Outside Bloomingdales, after our fill of Soho labels and the kid-in-the-candy-store thing, 2 of the girls we'd seen inside were trying on handcuffs and being shown into a patrol car.  One size fits all, I remarked.  My son gave me that look-- -after all, I'd bailed him out a few times during teenage years.   The amazing thing was, he'd only stolen things he didn't really want-- like they were for someone else… some kind of warped pride in that.  Besides, he always had those rich girlfriends who shopped for him at the Prada and Armani store.  But even that got tired.

My friend has a high-end art gallery.  Last week she hired an outside consultant for an in-house gallery retreat which was a 4-hour meeting during which the consultant told her the place was dysfunctional and she failed to communicate and acknowledge her employees.  They were too disheartened by her attitude to fight for their opinions.  For this advice she paid $12,000.  I gave her the identical analysis 2 weeks ago on the phone, for nothing.  But without a price tag it was useless.  Consumo ergo sum.
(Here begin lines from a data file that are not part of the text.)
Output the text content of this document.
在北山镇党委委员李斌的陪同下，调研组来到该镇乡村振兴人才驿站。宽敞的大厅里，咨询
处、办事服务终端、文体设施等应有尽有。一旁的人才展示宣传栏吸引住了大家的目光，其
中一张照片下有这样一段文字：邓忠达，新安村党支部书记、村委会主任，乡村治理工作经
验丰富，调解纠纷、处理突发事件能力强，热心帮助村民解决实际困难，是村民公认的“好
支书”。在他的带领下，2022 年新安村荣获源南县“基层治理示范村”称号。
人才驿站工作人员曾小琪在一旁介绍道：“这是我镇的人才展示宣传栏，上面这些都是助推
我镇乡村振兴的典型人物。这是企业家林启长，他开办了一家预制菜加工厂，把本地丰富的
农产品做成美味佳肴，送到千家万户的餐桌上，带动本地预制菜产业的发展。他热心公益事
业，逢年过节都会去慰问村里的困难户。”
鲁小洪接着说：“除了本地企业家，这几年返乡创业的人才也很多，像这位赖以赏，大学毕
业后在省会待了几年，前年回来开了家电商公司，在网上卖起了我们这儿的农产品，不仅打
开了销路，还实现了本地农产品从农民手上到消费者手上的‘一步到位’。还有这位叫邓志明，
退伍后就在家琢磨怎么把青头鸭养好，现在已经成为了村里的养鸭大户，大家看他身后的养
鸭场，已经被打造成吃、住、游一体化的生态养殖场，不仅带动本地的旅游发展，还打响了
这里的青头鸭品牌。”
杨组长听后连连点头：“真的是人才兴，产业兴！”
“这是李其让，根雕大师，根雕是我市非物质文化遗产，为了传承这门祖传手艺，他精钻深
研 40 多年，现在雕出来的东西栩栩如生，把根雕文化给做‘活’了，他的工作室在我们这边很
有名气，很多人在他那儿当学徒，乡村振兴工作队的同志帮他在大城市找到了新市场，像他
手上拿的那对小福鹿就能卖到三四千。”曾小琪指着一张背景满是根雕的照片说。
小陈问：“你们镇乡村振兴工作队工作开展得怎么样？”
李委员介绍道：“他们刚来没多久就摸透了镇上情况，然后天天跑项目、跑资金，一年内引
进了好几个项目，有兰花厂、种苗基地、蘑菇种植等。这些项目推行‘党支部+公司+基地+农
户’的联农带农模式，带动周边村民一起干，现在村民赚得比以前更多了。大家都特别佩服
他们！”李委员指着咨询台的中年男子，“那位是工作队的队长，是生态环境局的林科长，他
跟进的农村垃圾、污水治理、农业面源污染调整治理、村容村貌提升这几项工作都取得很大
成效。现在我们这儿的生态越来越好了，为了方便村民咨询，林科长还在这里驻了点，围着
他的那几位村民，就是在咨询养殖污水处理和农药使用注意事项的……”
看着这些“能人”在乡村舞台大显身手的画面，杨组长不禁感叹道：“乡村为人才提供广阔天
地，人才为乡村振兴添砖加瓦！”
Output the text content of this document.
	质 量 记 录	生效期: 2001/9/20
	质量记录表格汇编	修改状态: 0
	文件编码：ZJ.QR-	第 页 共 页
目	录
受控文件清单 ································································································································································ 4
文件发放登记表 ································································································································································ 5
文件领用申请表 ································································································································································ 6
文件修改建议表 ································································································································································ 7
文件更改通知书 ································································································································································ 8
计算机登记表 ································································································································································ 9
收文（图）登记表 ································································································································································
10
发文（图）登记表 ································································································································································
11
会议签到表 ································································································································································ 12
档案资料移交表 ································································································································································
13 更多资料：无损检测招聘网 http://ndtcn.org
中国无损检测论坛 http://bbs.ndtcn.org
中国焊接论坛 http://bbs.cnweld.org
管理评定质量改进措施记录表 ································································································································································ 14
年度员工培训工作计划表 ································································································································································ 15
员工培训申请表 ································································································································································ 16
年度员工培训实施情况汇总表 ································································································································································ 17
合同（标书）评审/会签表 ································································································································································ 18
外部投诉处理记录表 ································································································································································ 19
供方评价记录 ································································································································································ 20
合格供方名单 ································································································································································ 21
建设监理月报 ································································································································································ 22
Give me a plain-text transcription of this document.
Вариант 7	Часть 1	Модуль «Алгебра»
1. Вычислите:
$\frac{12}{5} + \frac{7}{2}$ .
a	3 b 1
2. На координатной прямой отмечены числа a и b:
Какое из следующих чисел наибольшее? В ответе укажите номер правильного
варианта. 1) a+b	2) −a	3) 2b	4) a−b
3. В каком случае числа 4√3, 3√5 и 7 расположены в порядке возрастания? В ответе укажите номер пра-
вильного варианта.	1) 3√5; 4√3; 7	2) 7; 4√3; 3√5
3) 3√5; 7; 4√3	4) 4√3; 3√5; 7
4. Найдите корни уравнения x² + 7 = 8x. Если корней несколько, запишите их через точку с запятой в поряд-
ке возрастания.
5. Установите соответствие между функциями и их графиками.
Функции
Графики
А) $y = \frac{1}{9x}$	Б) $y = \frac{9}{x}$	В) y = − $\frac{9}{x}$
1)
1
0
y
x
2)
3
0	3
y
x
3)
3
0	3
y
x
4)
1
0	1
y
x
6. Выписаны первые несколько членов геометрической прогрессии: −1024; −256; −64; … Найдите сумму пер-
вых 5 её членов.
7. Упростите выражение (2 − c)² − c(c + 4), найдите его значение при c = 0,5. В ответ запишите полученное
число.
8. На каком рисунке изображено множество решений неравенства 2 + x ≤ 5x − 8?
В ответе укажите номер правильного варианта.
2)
I still refuse to give in.  With my $20 I bought some groceries, 2 great books at a thrift shop, a fantastic vintage ceramic tile as a new-baby present, a lotto ticket, a homeless guy's hotdog and coke, and I tipped my local Starbucks barista $5.  He gives me great coffee every day and charges me for a refill which is free.  $20 would not get my son through half a day.  When I die my greatest asset will go with me.  No, at this moment I can't afford to fix my teeth or have my bass re-fretted; I can't afford my son's shoes or a new iPad.  I still have no cellphone. But I will get what I need, as will my son.  He may even get what he wants, which is not necessarily what he needs, as my gynecologist and I know, and which he will learn when he really needs to know this-- when he finds a Moncler jacket or a diamond Rolex lying in his path and he decides to leave it there for the next guy.